In August, planetary scientists revealed something bizarre about Mars's weather patterns - turns out that during the night, there are severely intense snowstorms happening on the planet, basically pelting it with tiny chunks of ice and covering it in frost.

Given how little water there is, we sure didn't expect that.

 

5. 100-year-old drug showed incredible results as an autism treatment

For the first time ever, a medication that's normally used for treating sleeping sickness was tried in a pilot study on a group of boys with autism spectrum disorder (ASD).

The results were absolutely astonishing - after just a single dose, their ASD symptoms significantly improved. It's the best evidence we have yet for the 'cell danger hypothesis' of autism, which is a totally different way of looking at the disorder.

6. We also got an awesome diabetes breakthrough

In April, researchers announced they'd found a brand new type of insulin-producing cell that's been hiding in plain sight, right within the pancreas.

These 'virgin beta cells' have opened up new avenues for scientists who are trying to understand type 1 diabetes, and are working to come up with new, better treatments.

7. Physicists cracked the super-obscure Prince Rupert's Drop mystery

Prince Rupert's Drops are these baffling droplets that can be made by dripping molten glass into water.

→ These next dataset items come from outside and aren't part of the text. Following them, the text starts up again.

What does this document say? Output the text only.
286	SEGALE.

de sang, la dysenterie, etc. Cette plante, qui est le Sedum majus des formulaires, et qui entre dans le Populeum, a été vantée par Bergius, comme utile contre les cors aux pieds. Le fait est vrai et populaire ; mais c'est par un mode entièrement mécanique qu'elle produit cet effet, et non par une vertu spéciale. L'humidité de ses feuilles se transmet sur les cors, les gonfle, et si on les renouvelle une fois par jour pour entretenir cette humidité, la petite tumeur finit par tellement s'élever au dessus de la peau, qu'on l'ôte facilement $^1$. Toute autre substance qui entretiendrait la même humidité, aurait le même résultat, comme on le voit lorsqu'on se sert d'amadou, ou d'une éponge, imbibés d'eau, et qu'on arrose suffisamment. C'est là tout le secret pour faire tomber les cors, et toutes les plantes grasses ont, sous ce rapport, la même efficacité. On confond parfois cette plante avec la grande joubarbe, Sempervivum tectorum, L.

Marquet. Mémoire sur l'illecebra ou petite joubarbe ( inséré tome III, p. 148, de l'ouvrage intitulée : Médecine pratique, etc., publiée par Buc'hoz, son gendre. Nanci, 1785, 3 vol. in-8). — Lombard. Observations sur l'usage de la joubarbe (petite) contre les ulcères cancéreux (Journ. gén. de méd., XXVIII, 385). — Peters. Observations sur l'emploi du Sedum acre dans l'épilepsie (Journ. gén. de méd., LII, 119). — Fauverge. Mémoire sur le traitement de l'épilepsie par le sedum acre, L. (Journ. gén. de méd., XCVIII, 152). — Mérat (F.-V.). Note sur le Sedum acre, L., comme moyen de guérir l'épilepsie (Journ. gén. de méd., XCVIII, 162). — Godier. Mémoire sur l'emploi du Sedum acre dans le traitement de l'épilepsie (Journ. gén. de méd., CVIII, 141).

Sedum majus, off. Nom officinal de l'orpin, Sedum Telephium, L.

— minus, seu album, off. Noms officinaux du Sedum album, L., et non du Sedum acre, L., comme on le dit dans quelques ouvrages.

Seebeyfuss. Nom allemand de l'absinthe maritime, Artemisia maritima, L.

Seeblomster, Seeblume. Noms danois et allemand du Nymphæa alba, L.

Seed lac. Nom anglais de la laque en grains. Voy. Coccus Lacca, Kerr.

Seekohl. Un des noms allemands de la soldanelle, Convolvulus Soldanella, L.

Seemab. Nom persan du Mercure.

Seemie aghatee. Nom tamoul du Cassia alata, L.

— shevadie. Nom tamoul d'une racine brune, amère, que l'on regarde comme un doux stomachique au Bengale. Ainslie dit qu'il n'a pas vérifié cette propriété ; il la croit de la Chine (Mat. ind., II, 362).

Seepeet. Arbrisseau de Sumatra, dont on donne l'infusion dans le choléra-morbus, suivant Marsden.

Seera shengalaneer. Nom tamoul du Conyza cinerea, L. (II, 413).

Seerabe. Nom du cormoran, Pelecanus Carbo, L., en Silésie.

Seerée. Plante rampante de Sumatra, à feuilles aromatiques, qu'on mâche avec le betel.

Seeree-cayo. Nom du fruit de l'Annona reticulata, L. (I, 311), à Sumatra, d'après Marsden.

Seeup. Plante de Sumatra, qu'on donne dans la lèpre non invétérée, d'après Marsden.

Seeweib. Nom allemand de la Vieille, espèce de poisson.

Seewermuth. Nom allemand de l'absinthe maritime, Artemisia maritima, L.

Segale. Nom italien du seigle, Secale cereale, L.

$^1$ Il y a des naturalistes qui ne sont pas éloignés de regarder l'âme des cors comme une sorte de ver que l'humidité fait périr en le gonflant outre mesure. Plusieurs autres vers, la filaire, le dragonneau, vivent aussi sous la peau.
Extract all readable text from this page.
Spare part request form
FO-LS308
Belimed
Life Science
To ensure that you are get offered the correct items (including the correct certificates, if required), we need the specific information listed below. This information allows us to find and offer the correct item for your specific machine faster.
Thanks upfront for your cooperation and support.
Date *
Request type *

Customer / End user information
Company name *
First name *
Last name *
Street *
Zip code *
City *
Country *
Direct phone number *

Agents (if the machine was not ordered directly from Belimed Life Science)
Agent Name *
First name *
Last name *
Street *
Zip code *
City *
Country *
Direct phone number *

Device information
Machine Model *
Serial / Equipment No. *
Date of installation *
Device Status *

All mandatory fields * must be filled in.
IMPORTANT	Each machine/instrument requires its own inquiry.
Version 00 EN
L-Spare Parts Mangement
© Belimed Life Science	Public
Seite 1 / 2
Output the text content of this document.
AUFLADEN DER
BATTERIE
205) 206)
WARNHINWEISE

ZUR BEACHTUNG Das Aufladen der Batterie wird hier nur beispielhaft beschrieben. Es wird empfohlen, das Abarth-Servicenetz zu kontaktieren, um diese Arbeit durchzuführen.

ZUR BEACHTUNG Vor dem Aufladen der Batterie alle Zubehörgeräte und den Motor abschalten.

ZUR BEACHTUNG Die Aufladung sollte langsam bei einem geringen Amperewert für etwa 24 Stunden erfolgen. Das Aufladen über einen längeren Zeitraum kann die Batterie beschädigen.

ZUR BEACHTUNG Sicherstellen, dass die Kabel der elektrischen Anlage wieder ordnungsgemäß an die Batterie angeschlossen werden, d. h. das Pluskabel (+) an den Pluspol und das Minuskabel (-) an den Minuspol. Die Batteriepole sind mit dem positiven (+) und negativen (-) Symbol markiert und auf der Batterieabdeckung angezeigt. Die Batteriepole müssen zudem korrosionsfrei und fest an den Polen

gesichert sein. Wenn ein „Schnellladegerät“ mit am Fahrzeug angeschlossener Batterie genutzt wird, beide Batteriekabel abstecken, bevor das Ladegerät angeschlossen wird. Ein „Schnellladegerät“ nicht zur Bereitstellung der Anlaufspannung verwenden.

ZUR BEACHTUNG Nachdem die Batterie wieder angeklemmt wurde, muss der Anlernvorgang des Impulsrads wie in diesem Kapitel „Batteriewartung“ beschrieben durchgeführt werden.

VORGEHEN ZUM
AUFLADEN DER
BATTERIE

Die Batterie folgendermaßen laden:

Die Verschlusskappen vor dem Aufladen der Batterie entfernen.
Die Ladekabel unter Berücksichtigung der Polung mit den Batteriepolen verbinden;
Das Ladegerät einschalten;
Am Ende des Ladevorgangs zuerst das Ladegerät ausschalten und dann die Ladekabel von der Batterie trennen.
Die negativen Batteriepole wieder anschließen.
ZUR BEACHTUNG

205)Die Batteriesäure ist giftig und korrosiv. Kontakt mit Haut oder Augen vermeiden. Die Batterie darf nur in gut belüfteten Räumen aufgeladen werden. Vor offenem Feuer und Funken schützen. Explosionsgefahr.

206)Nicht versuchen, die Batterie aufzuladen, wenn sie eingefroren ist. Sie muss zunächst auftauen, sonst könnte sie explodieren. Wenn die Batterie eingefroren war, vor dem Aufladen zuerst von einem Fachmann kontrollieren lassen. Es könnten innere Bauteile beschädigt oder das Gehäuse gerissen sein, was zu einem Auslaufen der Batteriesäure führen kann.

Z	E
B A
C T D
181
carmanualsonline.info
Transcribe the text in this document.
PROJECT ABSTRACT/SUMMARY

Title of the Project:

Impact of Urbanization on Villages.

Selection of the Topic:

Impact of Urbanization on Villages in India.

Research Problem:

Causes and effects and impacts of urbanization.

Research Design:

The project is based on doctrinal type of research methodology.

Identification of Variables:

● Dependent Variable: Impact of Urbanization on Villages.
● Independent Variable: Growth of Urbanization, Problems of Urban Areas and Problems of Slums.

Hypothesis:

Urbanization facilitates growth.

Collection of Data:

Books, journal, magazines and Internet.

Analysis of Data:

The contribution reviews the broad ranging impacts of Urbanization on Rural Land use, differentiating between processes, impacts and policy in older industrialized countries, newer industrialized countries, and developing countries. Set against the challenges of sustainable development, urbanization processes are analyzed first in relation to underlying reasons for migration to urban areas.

tumblr inline oj1rdwxUiX1slypoe 500(Mythbusters)

The resulting tear-shaped baubles are incredibly strong on the thick end - you can smack them with a hammer or shoot with a gun, and they won't break. But all you have to do is snap the tail of the droplet, and suddenly the whole thing bursts apart.

For around 400 years, researchers have been trying to figure out why that happens. And now we finally know - what a time to be alive!